Noch fünf Tage vor den Ausschreitungen hatte eine Expertenkommission, die die Regierung in Fragen interreligiöser Spannungen berät, vor einer solchen Eskalation gewarnt. Sie empfahl Premierminister Essam Sharaf eindringlich, den Gouverneur von Assuan zu entlassen und blockierte Bauanträge für koptische Kirchen umgehend freizugeben. Der Gouverneur – noch aus Mubaraks Zeiten – hatte den Angriff von Salafisten auf die Mar Girgis Kirche im Dorf Marinab nahe Edfu in zahlreichen Interviews indirekt gerechtfertigt mit der falschen Behauptung, der Umbau des Gotteshauses sei illegal. „Die Kopten haben einen Fehler gemacht, und dafür müssen sie bestraft werden“, trompetete der ehemalige General noch letzte Woche gegenüber Modern TV. Der ägyptische Regierungschef dagegen ignorierte seine Ratgeber und ließ die Dinge laufen.

Und so verfügt nach der Katastrophe an Kairos Nilufer niemand an der Spitze des Landes noch über die Autorität, Ägypten in ruhigeres Fahrwasser zurückzusteuern. Die Laienpolitiker in Generalsuniformen stehen im Verdacht, den demokratischen Wandel gezielt zu verschleppen, ehemalige Regimegrößen zu decken und vor allem darauf zu achten, die Pfründe aus ihrem weitverzweigten Wirtschaftsimperium zu sichern.

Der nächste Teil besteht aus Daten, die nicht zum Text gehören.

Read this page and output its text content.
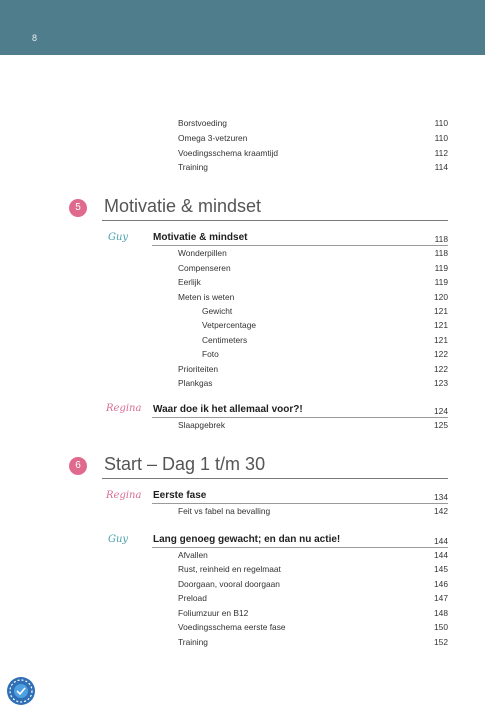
8
Borstvoeding	110
Omega 3-vetzuren	110
Voedingsschema kraamtijd	112
Training	114
5	Motivatie & mindset
Guy Motivatie & mindset	118
Wonderpillen	118
Compenseren	119
Eerlijk	119
Meten is weten	120
Gewicht	121
Vetpercentage	121
Centimeters	121
Foto	122
Prioriteiten	122
Plankgas	123
Regina Waar doe ik het allemaal voor?!	124
Slaapgebrek	125
6	Start – Dag 1 t/m 30
Regina Eerste fase	134
Feit vs fabel na bevalling	142
Guy Lang genoeg gewacht; en dan nu actie!	144
Afvallen	144
Rust, reinheid en regelmaat	145
Doorgaan, vooral doorgaan	146
Preload	147
Foliumzuur en B12	148
Voedingsschema eerste fase	150
Training	152
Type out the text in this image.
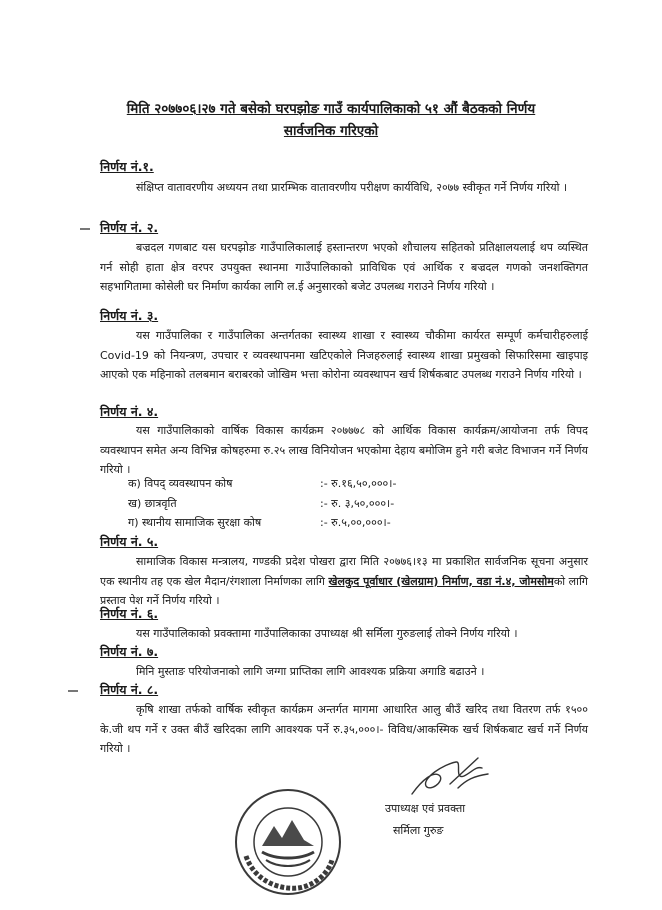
मिति २०७७०६।२७ गते बसेको घरपझोङ गाउँ कार्यपालिकाको ५१ औं बैठकको निर्णय
सार्वजनिक गरिएको
निर्णय नं.१.
संक्षिप्त वातावरणीय अध्ययन तथा प्रारम्भिक वातावरणीय परीक्षण कार्यविधि, २०७७ स्वीकृत गर्ने निर्णय गरियो ।
निर्णय नं. २.
बज्रदल गणबाट यस घरपझोङ गाउँपालिकालाई हस्तान्तरण भएको शौचालय सहितको प्रतिक्षालयलाई थप व्यस्थित गर्न सोही हाता क्षेत्र वरपर उपयुक्त स्थानमा गाउँपालिकाको प्राविधिक एवं आर्थिक र बज्रदल गणको जनशक्तिगत सहभागितामा कोसेली घर निर्माण कार्यका लागि ल.ई अनुसारको बजेट उपलब्ध गराउने निर्णय गरियो ।
निर्णय नं. ३.
यस गाउँपालिका र गाउँपालिका अन्तर्गतका स्वास्थ्य शाखा र स्वास्थ्य चौकीमा कार्यरत सम्पूर्ण कर्मचारीहरुलाई Covid-19 को नियन्त्रण, उपचार र व्यवस्थापनमा खटिएकोले निजहरुलाई स्वास्थ्य शाखा प्रमुखको सिफारिसमा खाइपाइ आएको एक महिनाको तलबमान बराबरको जोखिम भत्ता कोरोना व्यवस्थापन खर्च शिर्षकबाट उपलब्ध गराउने निर्णय गरियो ।
निर्णय नं. ४.
यस गाउँपालिकाको वार्षिक विकास कार्यक्रम २०७७७८ को आर्थिक विकास कार्यक्रम/आयोजना तर्फ विपद व्यवस्थापन समेत अन्य विभिन्न कोषहरुमा रु.२५ लाख विनियोजन भएकोमा देहाय बमोजिम हुने गरी बजेट विभाजन गर्ने निर्णय गरियो ।
क) विपद् व्यवस्थापन कोष	:- रु.१६,५०,०००।-
ख) छात्रवृति	:- रु. ३,५०,०००।-
ग) स्थानीय सामाजिक सुरक्षा कोष	:- रु.५,००,०००।-
निर्णय नं. ५.
सामाजिक विकास मन्त्रालय, गण्डकी प्रदेश पोखरा द्वारा मिति २०७७६।१३ मा प्रकाशित सार्वजनिक सूचना अनुसार एक स्थानीय तह एक खेल मैदान/रंगशाला निर्माणका लागि खेलकुद पूर्वाधार (खेलग्राम) निर्माण, वडा नं.४, जोमसोमको लागि प्रस्ताव पेश गर्ने निर्णय गरियो ।
निर्णय नं. ६.
यस गाउँपालिकाको प्रवक्तामा गाउँपालिकाका उपाध्यक्ष श्री सर्मिला गुरुङलाई तोक्ने निर्णय गरियो ।
निर्णय नं. ७.
मिनि मुस्ताङ परियोजनाको लागि जग्गा प्राप्तिका लागि आवश्यक प्रक्रिया अगाडि बढाउने ।
निर्णय नं. ८.
कृषि शाखा तर्फको वार्षिक स्वीकृत कार्यक्रम अन्तर्गत मागमा आधारित आलु बीउँ खरिद तथा वितरण तर्फ १५०० के.जी थप गर्ने र उक्त बीउँ खरिदका लागि आवश्यक पर्ने रु.३५,०००।- विविध/आकस्मिक खर्च शिर्षकबाट खर्च गर्ने निर्णय गरियो ।
उपाध्यक्ष एवं प्रवक्ता
सर्मिला गुरुङ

Auch das Übergangskabinett von Premier Sharaf hat allen Kredit verspielt. Am Dienstag reichte als erster Vizepremier Hazem al Beblawi seinen Rücktritt ein. „Ich kann so nicht weiterarbeiten“, ließ er Mitarbeiter als Begründung streuen. Sein Gesuch jedoch wurde von der Armeeführung postwendend abgelehnt.